The image resulting from segmentation was later classified with a distance-based supervised algorithm, with an acceptance threshold of 95% (the Bhattacharyya distance was used to classify the image). For this purpose, training samples were defined from 15 to 25 by selecting objects from the segmented image, which represented between 1 and 5% in every one of the following categories: forest, shrubland, savannah, grassland, water bodies and no information (clouds, cloud shadows and SLC-off error), with support from the high resolution image available in the Google EarthTM program and the vegetation map of Venezuela (1995).
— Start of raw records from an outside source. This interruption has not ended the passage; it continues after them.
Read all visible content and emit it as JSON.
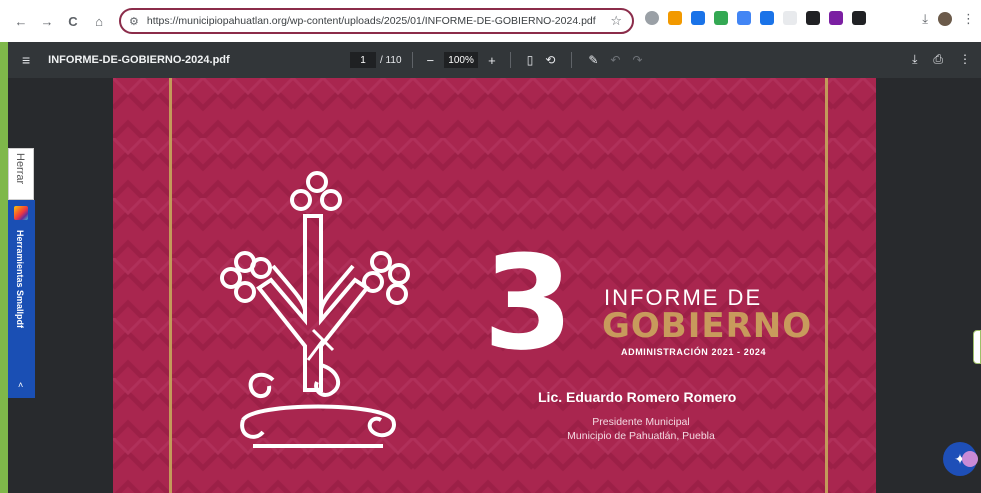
{
  "browser": {
    "url": "https://municipiopahuatlan.org/wp-content/uploads/2025/01/INFORME-DE-GOBIERNO-2024.pdf",
    "nav": {
      "back": "←",
      "forward": "→",
      "reload": "C",
      "home": "⌂"
    },
    "tune_icon": "⚙",
    "star_icon": "☆",
    "download_icon": "⤓",
    "menu_icon": "⋮",
    "extension_colors": [
      "#9aa0a6",
      "#f29900",
      "#1a73e8",
      "#34a853",
      "#4285f4",
      "#1a73e8",
      "#e8eaed",
      "#202124",
      "#7b1fa2",
      "#202124"
    ]
  },
  "pdf_viewer": {
    "menu_icon": "≡",
    "title": "INFORME-DE-GOBIERNO-2024.pdf",
    "current_page": "1",
    "total_pages": "/ 110",
    "zoom_out": "−",
    "zoom_value": "100%",
    "zoom_in": "+",
    "fit_icon": "▯",
    "rotate_icon": "⟲",
    "annotate_icon": "✎",
    "undo_icon": "↶",
    "redo_icon": "↷",
    "download_icon": "⤓",
    "print_icon": "⎙",
    "more_icon": "⋮"
  },
  "document": {
    "number": "3",
    "line1": "INFORME DE",
    "line2": "GOBIERNO",
    "administration": "ADMINISTRACIÓN 2021 - 2024",
    "person": "Lic. Eduardo Romero Romero",
    "role1": "Presidente Municipal",
    "role2": "Municipio de Pahuatlán, Puebla",
    "colors": {
      "background": "#a9264f",
      "gold": "#c89a5c",
      "white": "#ffffff"
    }
  },
  "side_tools": {
    "tab_label": "Herrar",
    "panel_label": "Herramientas Smallpdf",
    "caret": "˄"
  },
  "fab": {
    "icon": "✦"
  }
}
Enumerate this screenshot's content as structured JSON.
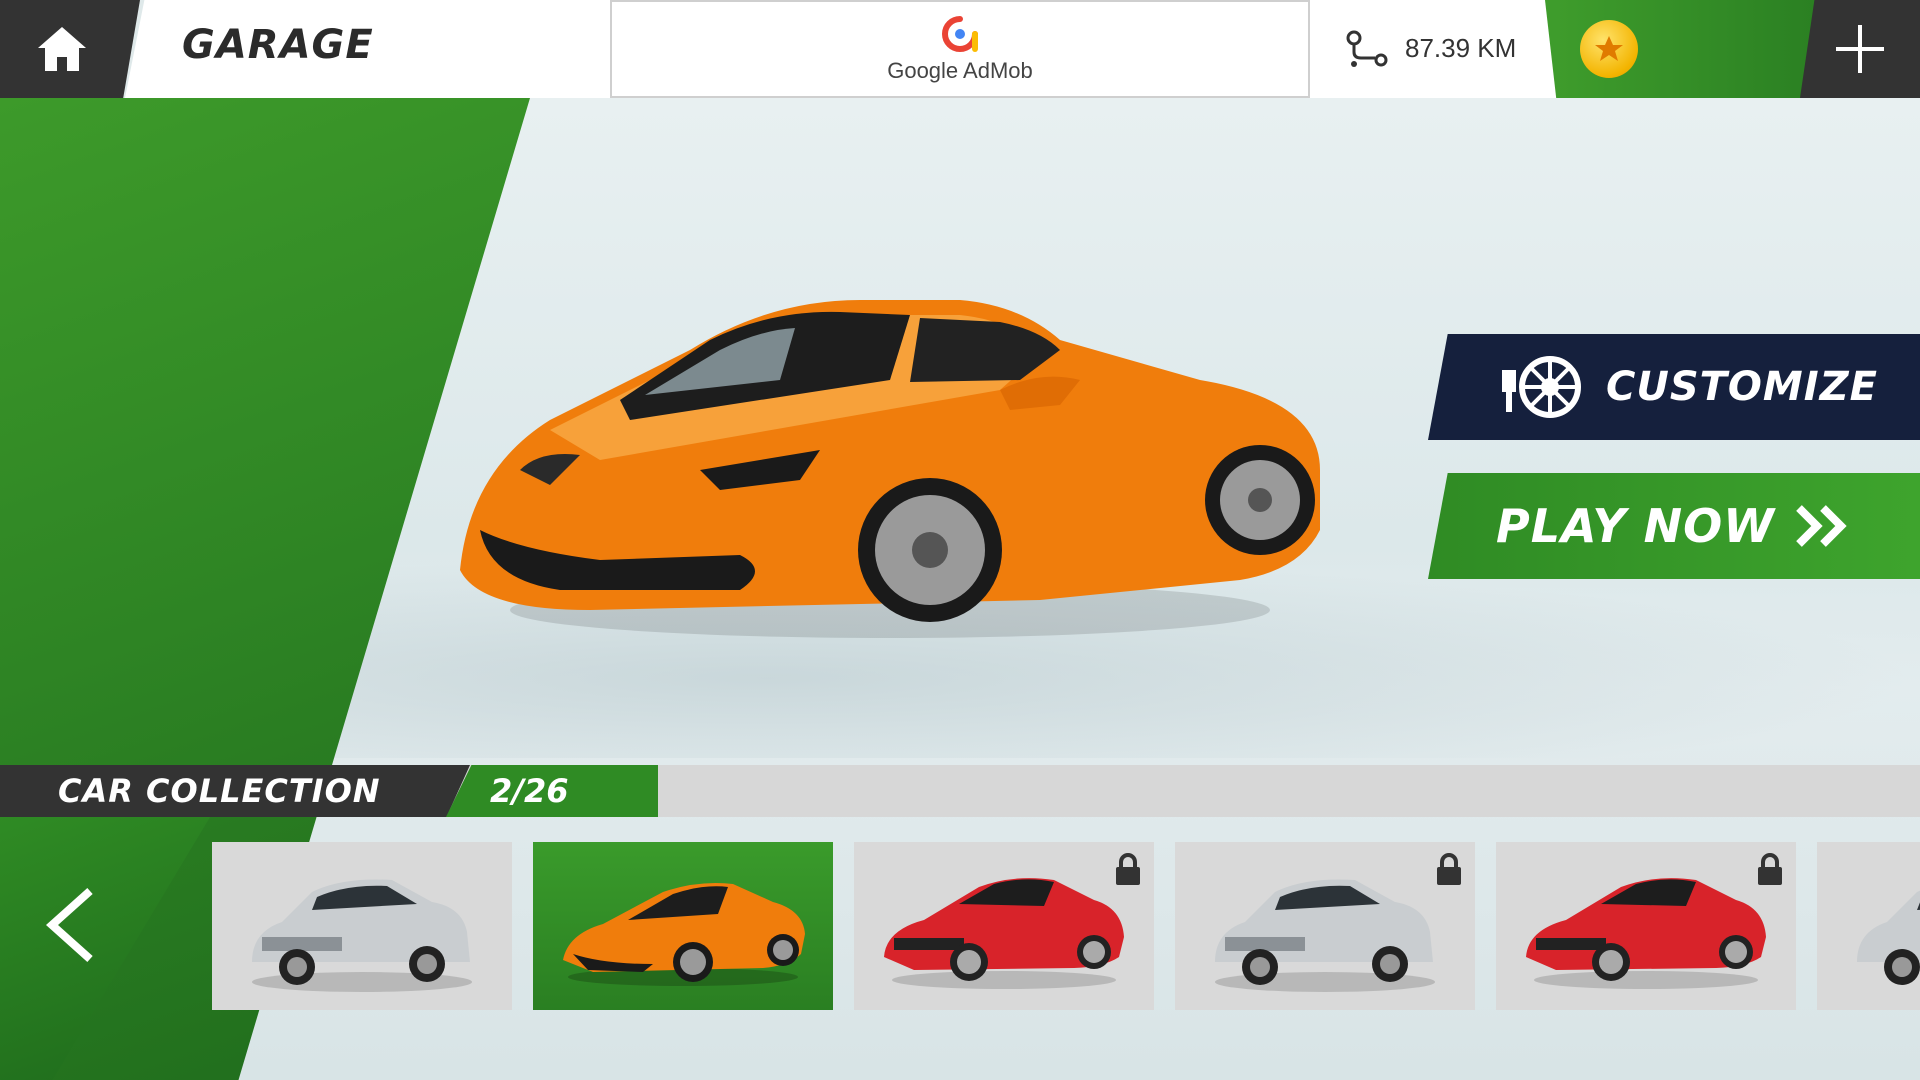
{
  "header": {
    "title": "GARAGE",
    "ad_label": "Google AdMob",
    "distance": "87.39 KM"
  },
  "buttons": {
    "customize": "CUSTOMIZE",
    "play": "PLAY NOW"
  },
  "collection": {
    "title": "CAR COLLECTION",
    "count": "2/26",
    "cars": [
      {
        "model": "silver-sedan",
        "locked": false,
        "selected": false
      },
      {
        "model": "orange-supercar",
        "locked": false,
        "selected": true
      },
      {
        "model": "red-sportscar",
        "locked": true,
        "selected": false
      },
      {
        "model": "silver-sedan",
        "locked": true,
        "selected": false
      },
      {
        "model": "red-sportscar",
        "locked": true,
        "selected": false
      },
      {
        "model": "silver-sedan",
        "locked": false,
        "selected": false
      }
    ]
  },
  "colors": {
    "green": "#2f8b24",
    "dark": "#333333",
    "navy": "#15203d",
    "car_orange": "#f07d0c"
  },
  "icons": [
    "home-icon",
    "route-icon",
    "coin-icon",
    "plus-icon",
    "wheel-brush-icon",
    "double-chevron-right-icon",
    "chevron-left-icon",
    "lock-icon"
  ]
}
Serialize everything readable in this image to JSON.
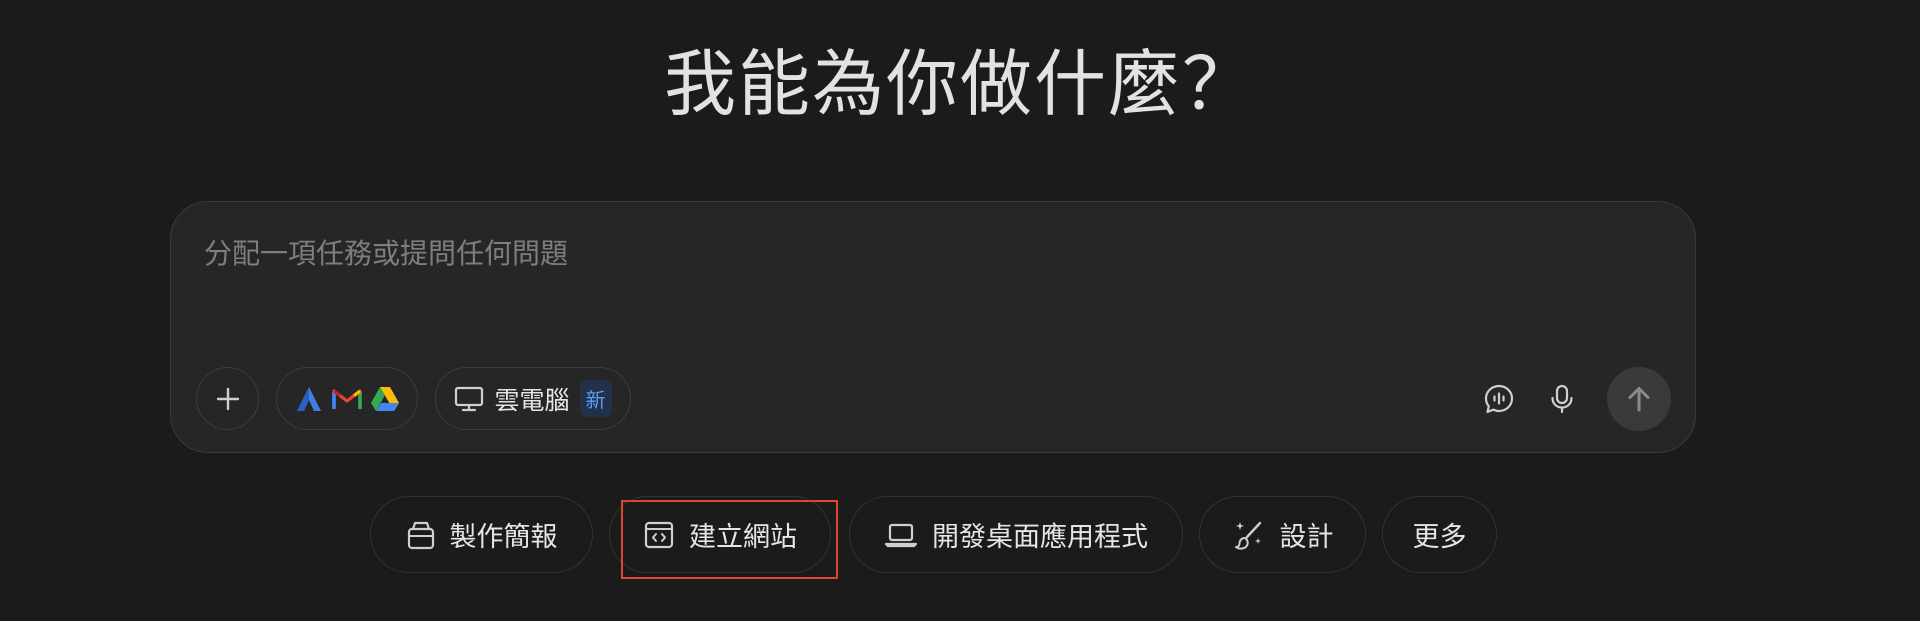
{
  "heading": {
    "title": "我能為你做什麼？"
  },
  "composer": {
    "placeholder": "分配一項任務或提問任何問題",
    "cloud_pc_label": "雲電腦",
    "new_badge": "新"
  },
  "actions": [
    {
      "label": "製作簡報",
      "icon": "bag-icon"
    },
    {
      "label": "建立網站",
      "icon": "code-window-icon"
    },
    {
      "label": "開發桌面應用程式",
      "icon": "laptop-icon"
    },
    {
      "label": "設計",
      "icon": "paint-brush-sparkle-icon"
    },
    {
      "label": "更多",
      "icon": ""
    }
  ],
  "colors": {
    "background": "#1b1b1b",
    "composer": "#262626",
    "highlight": "#e0452f",
    "badge_text": "#5e9cf4"
  }
}
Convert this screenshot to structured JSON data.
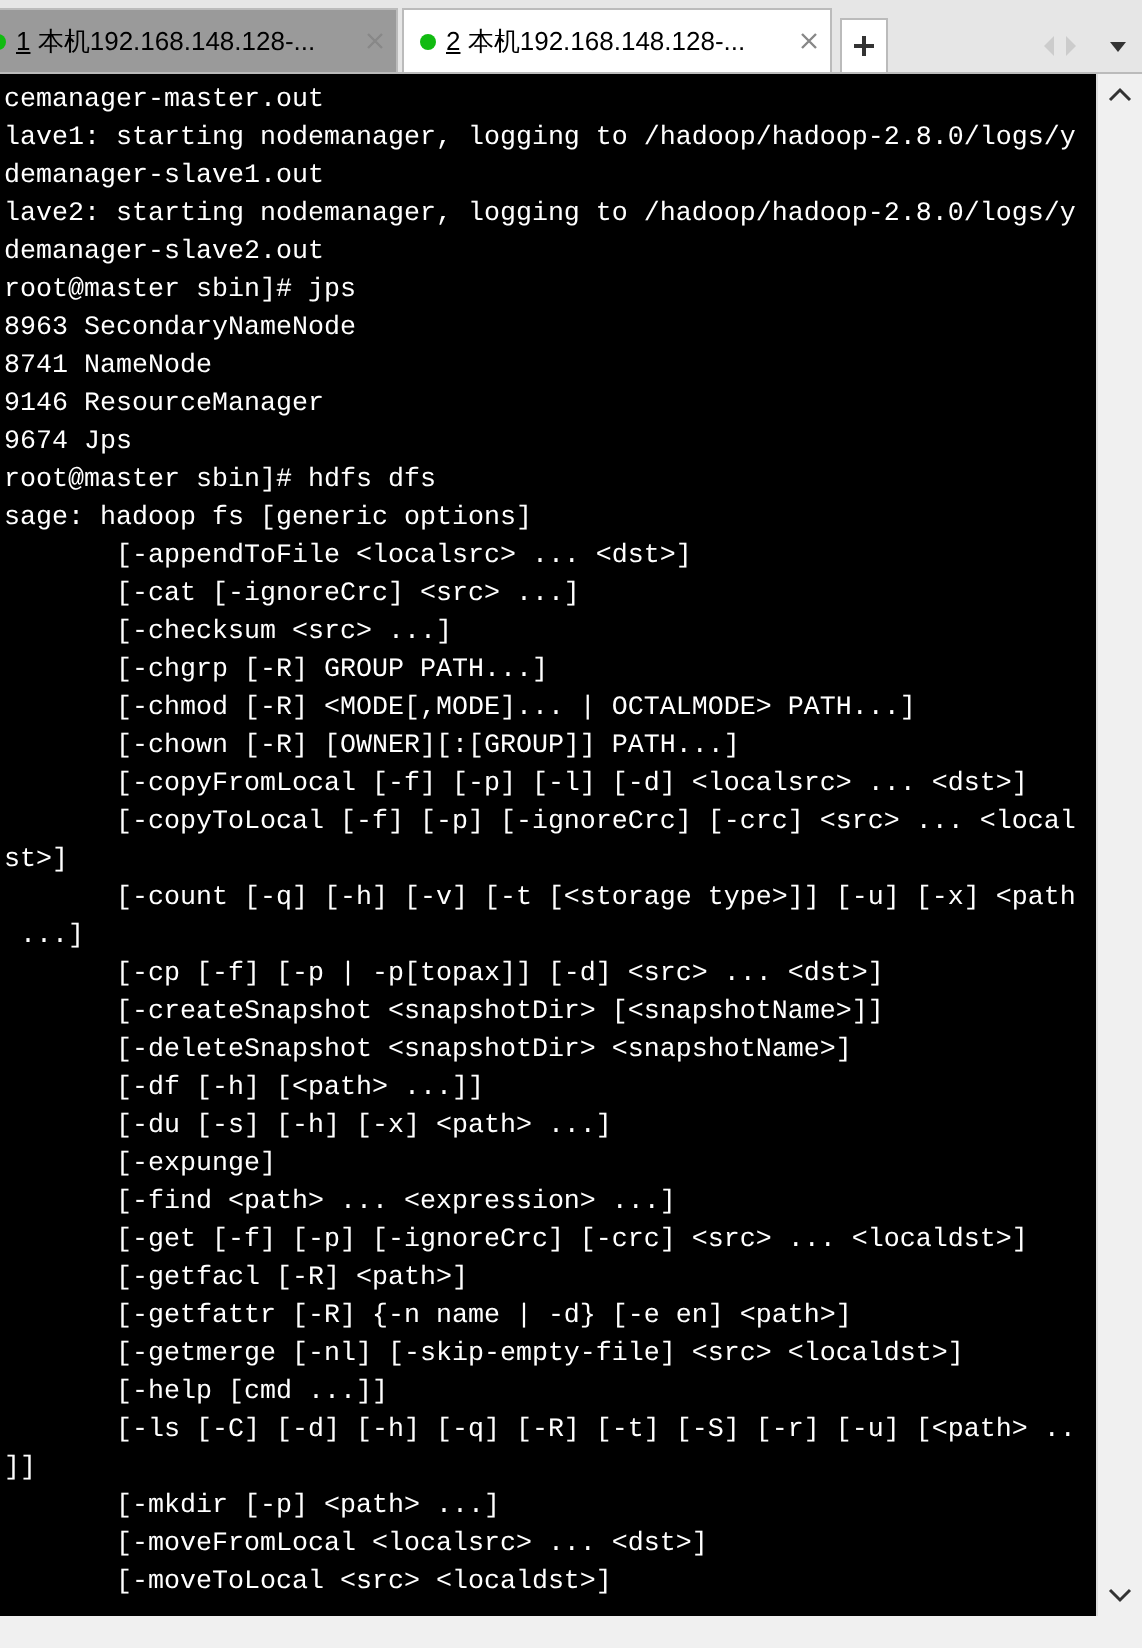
{
  "tabs": [
    {
      "number": "1",
      "title": "本机192.168.148.128-...",
      "selected": false
    },
    {
      "number": "2",
      "title": "本机192.168.148.128-...",
      "selected": true
    }
  ],
  "terminal": {
    "lines": [
      "cemanager-master.out",
      "lave1: starting nodemanager, logging to /hadoop/hadoop-2.8.0/logs/y",
      "demanager-slave1.out",
      "lave2: starting nodemanager, logging to /hadoop/hadoop-2.8.0/logs/y",
      "demanager-slave2.out",
      "root@master sbin]# jps",
      "8963 SecondaryNameNode",
      "8741 NameNode",
      "9146 ResourceManager",
      "9674 Jps",
      "root@master sbin]# hdfs dfs",
      "sage: hadoop fs [generic options]",
      "       [-appendToFile <localsrc> ... <dst>]",
      "       [-cat [-ignoreCrc] <src> ...]",
      "       [-checksum <src> ...]",
      "       [-chgrp [-R] GROUP PATH...]",
      "       [-chmod [-R] <MODE[,MODE]... | OCTALMODE> PATH...]",
      "       [-chown [-R] [OWNER][:[GROUP]] PATH...]",
      "       [-copyFromLocal [-f] [-p] [-l] [-d] <localsrc> ... <dst>]",
      "       [-copyToLocal [-f] [-p] [-ignoreCrc] [-crc] <src> ... <local",
      "st>]",
      "       [-count [-q] [-h] [-v] [-t [<storage type>]] [-u] [-x] <path",
      " ...]",
      "       [-cp [-f] [-p | -p[topax]] [-d] <src> ... <dst>]",
      "       [-createSnapshot <snapshotDir> [<snapshotName>]]",
      "       [-deleteSnapshot <snapshotDir> <snapshotName>]",
      "       [-df [-h] [<path> ...]]",
      "       [-du [-s] [-h] [-x] <path> ...]",
      "       [-expunge]",
      "       [-find <path> ... <expression> ...]",
      "       [-get [-f] [-p] [-ignoreCrc] [-crc] <src> ... <localdst>]",
      "       [-getfacl [-R] <path>]",
      "       [-getfattr [-R] {-n name | -d} [-e en] <path>]",
      "       [-getmerge [-nl] [-skip-empty-file] <src> <localdst>]",
      "       [-help [cmd ...]]",
      "       [-ls [-C] [-d] [-h] [-q] [-R] [-t] [-S] [-r] [-u] [<path> ..",
      "]]",
      "       [-mkdir [-p] <path> ...]",
      "       [-moveFromLocal <localsrc> ... <dst>]",
      "       [-moveToLocal <src> <localdst>]"
    ]
  }
}
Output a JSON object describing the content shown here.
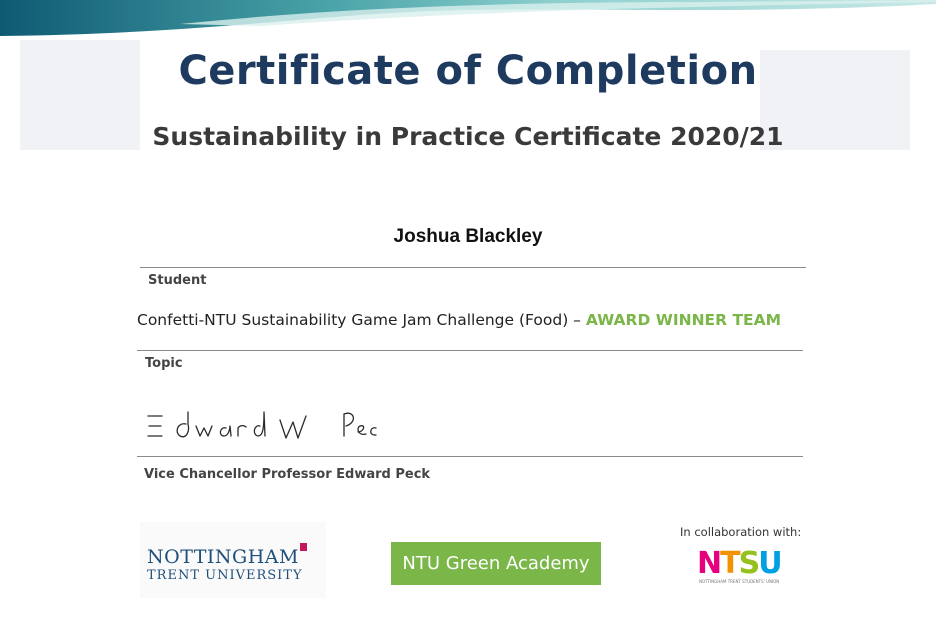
{
  "header": {
    "title": "Certificate of Completion",
    "subtitle": "Sustainability in Practice Certificate 2020/21"
  },
  "student": {
    "name": "Joshua Blackley",
    "label": "Student"
  },
  "topic": {
    "text": "Confetti-NTU Sustainability Game Jam Challenge (Food) – ",
    "highlight": "AWARD WINNER TEAM",
    "label": "Topic"
  },
  "signatory": {
    "signature_text": "Edward W Peck",
    "label": "Vice Chancellor Professor Edward Peck"
  },
  "logos": {
    "ntu_line1": "NOTTINGHAM",
    "ntu_line2": "TRENT UNIVERSITY",
    "green_academy": "NTU Green Academy",
    "collaboration": "In collaboration with:",
    "ntsu_letters": [
      "N",
      "T",
      "S",
      "U"
    ],
    "ntsu_subtext": "NOTTINGHAM TRENT STUDENTS' UNION"
  },
  "colors": {
    "title": "#1f3a5f",
    "award": "#7ab648",
    "green_academy_bg": "#7ab648",
    "ntu_blue": "#1f4f7a",
    "ntsu": [
      "#e6007e",
      "#f39200",
      "#95c11f",
      "#00a0e3"
    ]
  }
}
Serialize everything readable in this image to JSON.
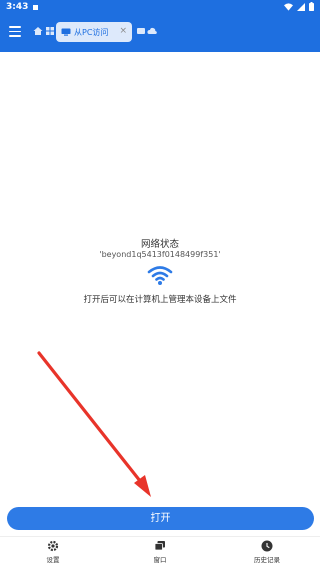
{
  "status_bar": {
    "time": "3:43"
  },
  "toolbar": {
    "tab_label": "从PC访问",
    "tab_close": "×"
  },
  "main": {
    "status_title": "网络状态",
    "network_id": "'beyond1q5413f0148499f351'",
    "description": "打开后可以在计算机上管理本设备上文件"
  },
  "open_button_label": "打开",
  "bottom_nav": [
    {
      "label": "设置",
      "icon": "gear-icon"
    },
    {
      "label": "窗口",
      "icon": "windows-icon"
    },
    {
      "label": "历史记录",
      "icon": "clock-icon"
    }
  ],
  "colors": {
    "primary": "#1e6fe0",
    "button": "#2e7be6",
    "annotation_arrow": "#e8342a"
  }
}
Once the images had been classified, the classes were regrouped into forest and non-forest and the forests were assessed for each year in order to learn, through their difference, the loss over the period analyzed. This allowed us to map the existence of deforestation processes in the hot spots identified.

Validation approach

Change detection analysis was applied to these new maps. The result of this process allowed us to find out whether there was deforestation or not in the hot spots as defined by the experts. The process also allowed us to determine the accuracy of the classification map obtained from MODIS data through the digital processing (Congalton 1988).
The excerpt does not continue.